4) Presentation Transformations
It’s quite possible that a content system or the associated presentation mechanism (such as a portal) performs last minute transformations of content in order to tailor them to the viewer or to simply make them readable. If this is overlooked, this can result in content being imported that looks very different to what was seen on the screen in the old system.
5) Extraction & Import
Pulling content out of the old platform can often be difficult, and depending on the target platform similar problems can occur. Make sure there’s API’s available that give you full access to the information you need – otherwise, SME’s who understand the database or file system schema for the old content system will be required.
6) Meta Data
Meta data is critical to the operation of most portals and content systems. Keeping useful meta information around from the old system into the new is usually beneficial if not required. Establish a clear understanding (a dictionary) of meta attributes in the old system as soon as possible. Ensure that the meta data dictionary is specific about meta attributes like date formats, what each attribute means, and which should be kept (this part of the work is a skill set all of its own).

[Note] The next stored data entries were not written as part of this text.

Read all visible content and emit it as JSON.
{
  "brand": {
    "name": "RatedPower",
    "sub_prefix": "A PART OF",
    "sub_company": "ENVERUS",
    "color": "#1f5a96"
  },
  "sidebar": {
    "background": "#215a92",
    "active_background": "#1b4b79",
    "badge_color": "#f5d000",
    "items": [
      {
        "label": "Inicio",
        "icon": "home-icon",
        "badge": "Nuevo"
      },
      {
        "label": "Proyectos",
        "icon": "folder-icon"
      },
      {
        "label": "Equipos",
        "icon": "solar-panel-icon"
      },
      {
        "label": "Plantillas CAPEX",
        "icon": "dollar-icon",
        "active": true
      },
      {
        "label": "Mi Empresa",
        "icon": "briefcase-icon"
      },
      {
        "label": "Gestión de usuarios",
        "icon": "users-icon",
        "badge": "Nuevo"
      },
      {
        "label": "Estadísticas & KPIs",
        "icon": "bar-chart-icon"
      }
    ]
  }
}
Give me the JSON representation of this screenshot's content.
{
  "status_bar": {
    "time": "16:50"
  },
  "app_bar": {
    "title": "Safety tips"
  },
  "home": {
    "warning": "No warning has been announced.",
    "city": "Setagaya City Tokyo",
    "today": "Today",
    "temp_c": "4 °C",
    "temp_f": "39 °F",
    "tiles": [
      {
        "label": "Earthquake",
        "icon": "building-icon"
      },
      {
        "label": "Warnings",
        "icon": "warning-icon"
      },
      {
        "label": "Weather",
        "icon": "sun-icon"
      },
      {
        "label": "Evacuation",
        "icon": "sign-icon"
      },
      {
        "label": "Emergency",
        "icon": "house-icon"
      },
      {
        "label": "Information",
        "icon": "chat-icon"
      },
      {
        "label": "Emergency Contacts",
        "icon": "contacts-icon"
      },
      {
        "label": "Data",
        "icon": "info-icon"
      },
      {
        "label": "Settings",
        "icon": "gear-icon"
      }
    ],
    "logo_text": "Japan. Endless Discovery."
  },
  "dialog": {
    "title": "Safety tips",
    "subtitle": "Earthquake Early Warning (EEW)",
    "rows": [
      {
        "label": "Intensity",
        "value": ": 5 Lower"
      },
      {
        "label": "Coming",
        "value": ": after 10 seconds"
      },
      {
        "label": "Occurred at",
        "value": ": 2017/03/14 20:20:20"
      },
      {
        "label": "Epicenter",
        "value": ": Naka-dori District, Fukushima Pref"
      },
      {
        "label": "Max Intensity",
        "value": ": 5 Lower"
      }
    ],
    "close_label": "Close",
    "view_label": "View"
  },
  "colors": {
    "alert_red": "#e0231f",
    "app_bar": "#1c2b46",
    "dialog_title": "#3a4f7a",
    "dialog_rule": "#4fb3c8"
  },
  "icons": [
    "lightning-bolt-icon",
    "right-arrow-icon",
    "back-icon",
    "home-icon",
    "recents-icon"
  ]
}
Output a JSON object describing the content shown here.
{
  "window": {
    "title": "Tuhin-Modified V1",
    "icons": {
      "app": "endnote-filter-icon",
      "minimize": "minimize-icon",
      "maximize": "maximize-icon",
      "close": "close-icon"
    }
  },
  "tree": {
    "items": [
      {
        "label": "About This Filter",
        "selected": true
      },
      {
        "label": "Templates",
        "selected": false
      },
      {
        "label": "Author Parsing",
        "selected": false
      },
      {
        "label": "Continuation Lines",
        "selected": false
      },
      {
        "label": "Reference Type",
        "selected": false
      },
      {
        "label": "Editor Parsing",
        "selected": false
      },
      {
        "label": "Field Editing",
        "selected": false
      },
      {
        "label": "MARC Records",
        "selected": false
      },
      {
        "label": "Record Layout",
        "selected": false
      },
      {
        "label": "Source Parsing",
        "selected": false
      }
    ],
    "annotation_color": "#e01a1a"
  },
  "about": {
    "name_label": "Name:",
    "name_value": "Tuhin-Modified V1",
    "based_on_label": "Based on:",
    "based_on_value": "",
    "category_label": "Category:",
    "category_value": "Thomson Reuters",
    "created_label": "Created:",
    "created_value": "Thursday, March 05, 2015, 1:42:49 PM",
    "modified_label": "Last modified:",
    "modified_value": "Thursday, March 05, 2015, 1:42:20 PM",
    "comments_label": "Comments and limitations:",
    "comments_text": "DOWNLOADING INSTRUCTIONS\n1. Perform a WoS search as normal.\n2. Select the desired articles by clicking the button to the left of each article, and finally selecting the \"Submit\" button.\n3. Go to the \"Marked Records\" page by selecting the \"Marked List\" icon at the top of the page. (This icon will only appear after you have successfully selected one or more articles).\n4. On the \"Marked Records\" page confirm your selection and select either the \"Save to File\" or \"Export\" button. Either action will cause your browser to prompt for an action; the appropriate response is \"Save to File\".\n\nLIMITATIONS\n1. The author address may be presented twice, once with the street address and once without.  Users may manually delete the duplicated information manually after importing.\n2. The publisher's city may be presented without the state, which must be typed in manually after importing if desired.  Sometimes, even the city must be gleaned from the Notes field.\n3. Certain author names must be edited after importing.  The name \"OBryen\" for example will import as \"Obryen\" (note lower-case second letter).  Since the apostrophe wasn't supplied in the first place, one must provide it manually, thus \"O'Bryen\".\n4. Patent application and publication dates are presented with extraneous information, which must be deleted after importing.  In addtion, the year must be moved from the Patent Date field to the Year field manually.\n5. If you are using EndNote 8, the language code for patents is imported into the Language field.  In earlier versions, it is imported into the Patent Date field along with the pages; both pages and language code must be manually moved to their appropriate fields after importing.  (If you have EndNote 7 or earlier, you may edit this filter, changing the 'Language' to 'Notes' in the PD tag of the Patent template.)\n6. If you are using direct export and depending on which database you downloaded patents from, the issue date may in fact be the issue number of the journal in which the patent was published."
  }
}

7) Permissioning or Authorization
It is important that content that was marked with permissioning rules continues to only be shown to authorized users. Ensure to be explicit about permissioning / authorization mapping from the old to the new system – it’s likely that authorization models will be quite different. Old system permission attributes may not reflect current business groups or people, a plan will be required to deal with this.
8 ) Translations
Content is often stored in different languages for different the different consumers of the system. Translation storage can differ greatly between content systems and should be carefully analyzed. Ensure that each translation can be associated to the original language document (or that they can all be associated together if there’s no explicit master).
9) Binary Data
Binary data is any content not stored in text formats. This includes Microsoft Office documents (especially older versions) such as Word, Excel, PowerPoint, and Visio. It also includes PDF’s, images (of all types – there are many), and CAD or other application specific file formats. While these are often found in document management systems, this type of content often forms part of a web content or knowledge management system as well.
10) Manual Intervention
Depending on how similar the two systems are (the more similar, the easier the migration), and despite the success of the migration, it is worth planning on at lease a detailed manual review of the content when it arrives in the new system. In addition, plan on some manual cleanup and repair being required in even the most successful project.
And here’s a bonus item for all the project planners and project managers out there:
11) Effort and Timing
Most of the time and effort for content migration is not around just building the tool to make it happen and the run time to do the export, transform, and import. Most of your time will be spent analyzing, understanding, testing, and cleaning up. You’ll want to plan for that! But of course, all of this work and rework takes time. What can’t be overlooked is the timing issues that can occur if the old content tool is in production and in regular business use. When that’s the case, content is constantly changing as you’re trying to extract and import it and depending on the volume that can be a huge challenge if you’re not able to ‘freeze’ the old system.
Architech has experience managing content migration processes and building code to make it the exports and imports happen. Every migration is different, and different challenges will arise. The likelihood of anything in the above list being a real risk area is dependant on the type of technologies involved, the quality of the content, and so on. However, none of them are items that won’t need to be tackled at some level or another.
Dealing with these challenges effectively is the difference between a successful migration and a problematic one. The benefits of updates content tools are many, but without quality content, the software becomes less important and realizing the ROI of a new tool will be a challenge. It’s possible to really devalue content during a migration, or pollute the new tool with badly described and structured, out of date, and ‘low value’ content – that’s something you always want to avoid.
Are there any other problems you’ve run into with a migration project? Would love to hear your thoughts on any of the above, as well as any tips on how to overcome these things in a typical project.